18. Juli 2019
18.07.2019

Inselrat will mehr Katalanisch im Teatre Principal

Das ist einer der Gründe, warum der Intendant gehen muss

18.07.2019 | 11:20
Hat in den drei Jahren seiner Amtszeit ein hochwertiges Programm zusammengestellt: der scheidende Intendant des Teatre Principal, Carlos Forteza.

Carlos Forteza, der Intendant des Teatre Principal in Palma, der wichtigsten Bühne der Balearen, bekommt wohl keine zweite Amtszeit.
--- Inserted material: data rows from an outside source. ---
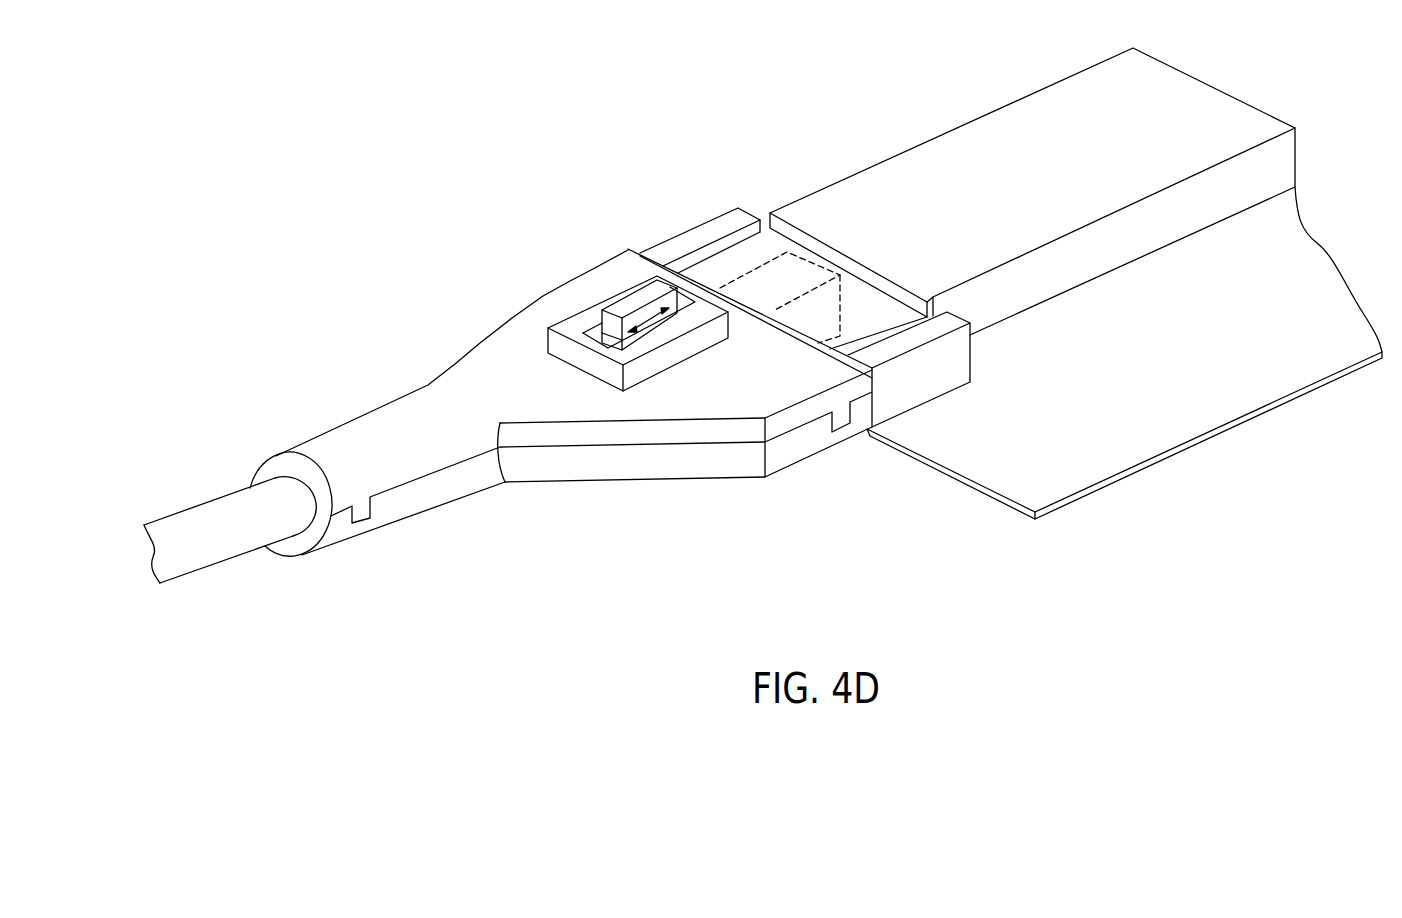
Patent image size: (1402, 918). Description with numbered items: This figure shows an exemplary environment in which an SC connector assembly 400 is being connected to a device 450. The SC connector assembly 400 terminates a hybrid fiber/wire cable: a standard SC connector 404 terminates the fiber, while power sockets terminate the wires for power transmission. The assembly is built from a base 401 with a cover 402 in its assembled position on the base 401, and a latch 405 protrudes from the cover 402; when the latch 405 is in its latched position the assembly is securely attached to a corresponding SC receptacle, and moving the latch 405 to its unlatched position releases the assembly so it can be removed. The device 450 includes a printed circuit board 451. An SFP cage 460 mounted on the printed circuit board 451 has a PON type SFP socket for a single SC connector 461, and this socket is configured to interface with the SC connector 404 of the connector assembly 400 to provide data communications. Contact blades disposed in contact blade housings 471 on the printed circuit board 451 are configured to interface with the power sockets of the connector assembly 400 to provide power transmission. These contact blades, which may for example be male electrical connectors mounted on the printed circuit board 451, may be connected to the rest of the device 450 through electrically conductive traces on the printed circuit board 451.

The SC connector assembly 400 is at (448, 330).
The base 401 is at (652, 466).
The cover 402 is at (578, 294).
The SC connector 404 is at (786, 258).
The latch 405 is at (647, 295).
The device 450 is at (905, 118).
The printed circuit board (PCB) 451 is at (1195, 412).
The SFP cage 460 is at (1118, 243).
The PON type SFP socket for a single SC connector 461 is at (868, 298).
The contact blade housings 471 is at (694, 237).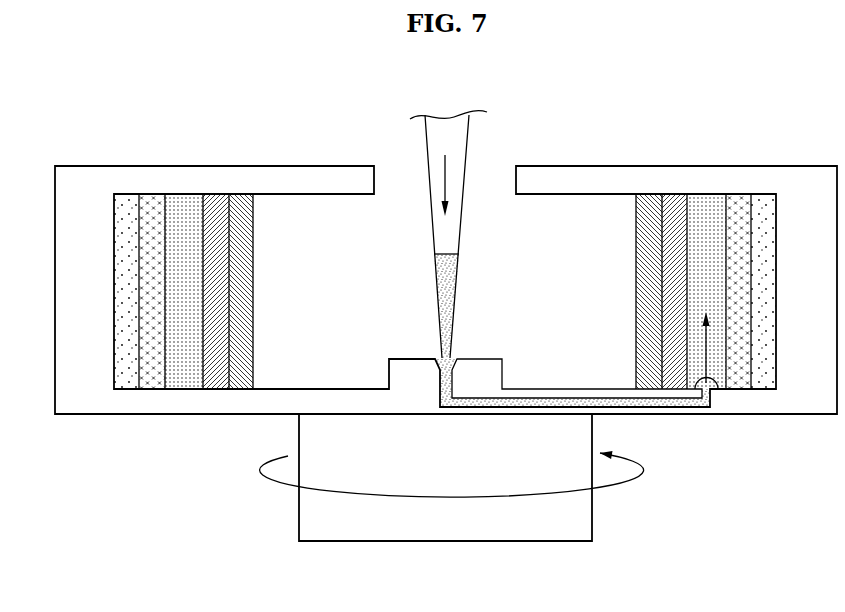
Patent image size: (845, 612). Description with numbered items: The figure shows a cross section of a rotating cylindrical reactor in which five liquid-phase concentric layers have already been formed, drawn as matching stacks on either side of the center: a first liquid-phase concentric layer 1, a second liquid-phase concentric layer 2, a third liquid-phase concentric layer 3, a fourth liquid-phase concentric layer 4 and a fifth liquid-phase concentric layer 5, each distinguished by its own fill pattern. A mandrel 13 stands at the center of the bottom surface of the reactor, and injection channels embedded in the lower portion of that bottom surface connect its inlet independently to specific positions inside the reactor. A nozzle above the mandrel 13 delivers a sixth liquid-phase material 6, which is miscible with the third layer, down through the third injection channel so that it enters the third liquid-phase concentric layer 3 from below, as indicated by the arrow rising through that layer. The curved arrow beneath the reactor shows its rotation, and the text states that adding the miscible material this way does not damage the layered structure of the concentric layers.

The first liquid-phase concentric layer 1 is at (445, 291).
The second liquid-phase concentric layer 2 is at (445, 291).
The third liquid-phase concentric layer 3 is at (445, 291).
The fourth liquid-phase concentric layer 4 is at (445, 291).
The fifth liquid-phase concentric layer 5 is at (445, 291).
The sixth liquid-phase material 6 is at (448, 234).
The mandrel 13 is at (403, 358).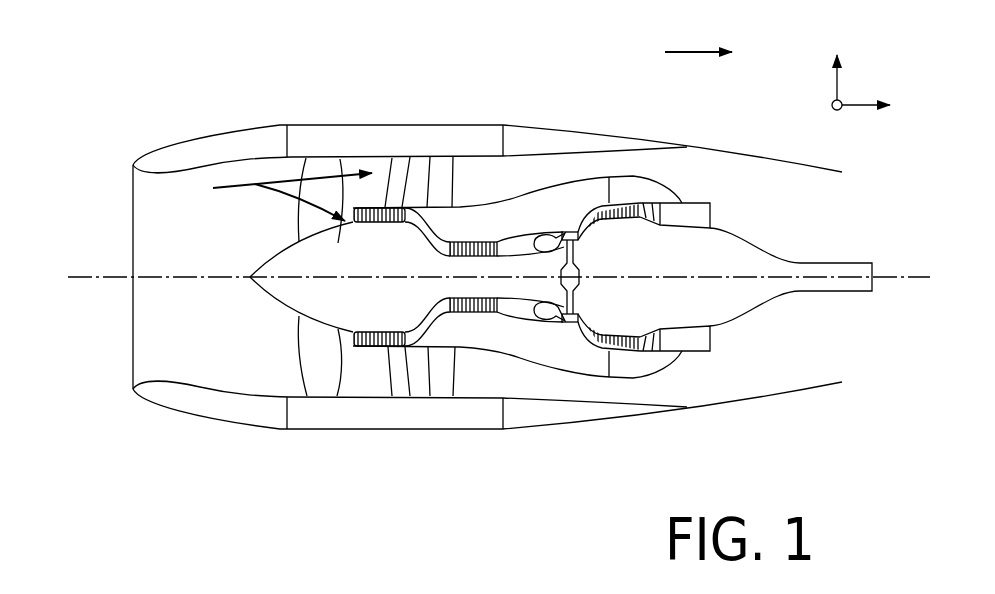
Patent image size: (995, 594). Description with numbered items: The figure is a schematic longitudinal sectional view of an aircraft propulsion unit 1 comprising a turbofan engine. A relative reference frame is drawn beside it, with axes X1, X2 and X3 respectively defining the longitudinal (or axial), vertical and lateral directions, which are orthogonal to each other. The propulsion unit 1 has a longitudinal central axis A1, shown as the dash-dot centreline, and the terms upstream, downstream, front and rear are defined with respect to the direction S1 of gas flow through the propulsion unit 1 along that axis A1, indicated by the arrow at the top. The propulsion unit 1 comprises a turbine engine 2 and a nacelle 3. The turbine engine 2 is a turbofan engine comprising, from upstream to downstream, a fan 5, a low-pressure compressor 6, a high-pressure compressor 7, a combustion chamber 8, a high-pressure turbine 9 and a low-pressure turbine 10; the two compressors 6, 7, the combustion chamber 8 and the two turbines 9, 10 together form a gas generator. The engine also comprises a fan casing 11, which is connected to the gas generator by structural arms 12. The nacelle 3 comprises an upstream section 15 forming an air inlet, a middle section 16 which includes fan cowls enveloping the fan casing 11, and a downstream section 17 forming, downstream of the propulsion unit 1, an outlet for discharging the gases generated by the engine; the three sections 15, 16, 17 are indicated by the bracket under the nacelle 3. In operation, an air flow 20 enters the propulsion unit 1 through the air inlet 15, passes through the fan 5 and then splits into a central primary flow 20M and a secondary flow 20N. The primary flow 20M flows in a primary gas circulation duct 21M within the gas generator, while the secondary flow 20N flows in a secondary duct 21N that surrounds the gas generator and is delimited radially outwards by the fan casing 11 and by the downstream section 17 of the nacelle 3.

The propulsion unit 1 is at (222, 76).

Sein Vertrag endete am 7. Juli mit dem Machtwechsel im Inselrat. Die nunmehr dort zuständige Kulturdezernentin, Ex-Tourismusministerin Bel Busquets, muss nun über die Nachfolge entscheiden. Die Richtung steht dabei schon fest: Die Co-Chefin der linksökologischen Regionalpartei Més wünscht sich ein lokaleres Profil. Das Konzept von Forteza (Palma, 1975) sei „vielleicht zu spanischzentriert" gewesen, sagt sie. „Das Teatre Principal muss ganz klar eine Bühne für das katalanischsprachige Theater sein, ohne dabei auf andere Angebote zu verzichten."

Der gelernte Journalist und erfahrene Kulturmanager hatte in seiner dreijährigen Amtszeit zusammen mit seiner Stellvertreterin Mónica Pérez ein anspruchsvolles Programm zusammengestellt und es immer wieder mit hochkarätigen nationalen Produktionen bestückt. Mit viel Tanz und Gastspielen internationaler Ensembles trug er auch der Tatsache Rechnung, dass nicht alle Bewohner und Besucher der Insel des Spanischen und Katalanischen mächtig sind.

Ein Großteil der Branche zollte ihm dieser Tagen denn auch Respekt: Forteza habe das Teatre Principal mit internationalen Produktionen und experimentelleren Formaten „auf das Niveau europäischer Theater" gehievt, so der über den Weggang „verärgerte" Vorsitzende des Verbandes der öffentlichen Bühnen auf den Balearen, Joan Matamalas. Der Intendant habe zudem stets den Austausch mit den anderen Bühnen gesucht.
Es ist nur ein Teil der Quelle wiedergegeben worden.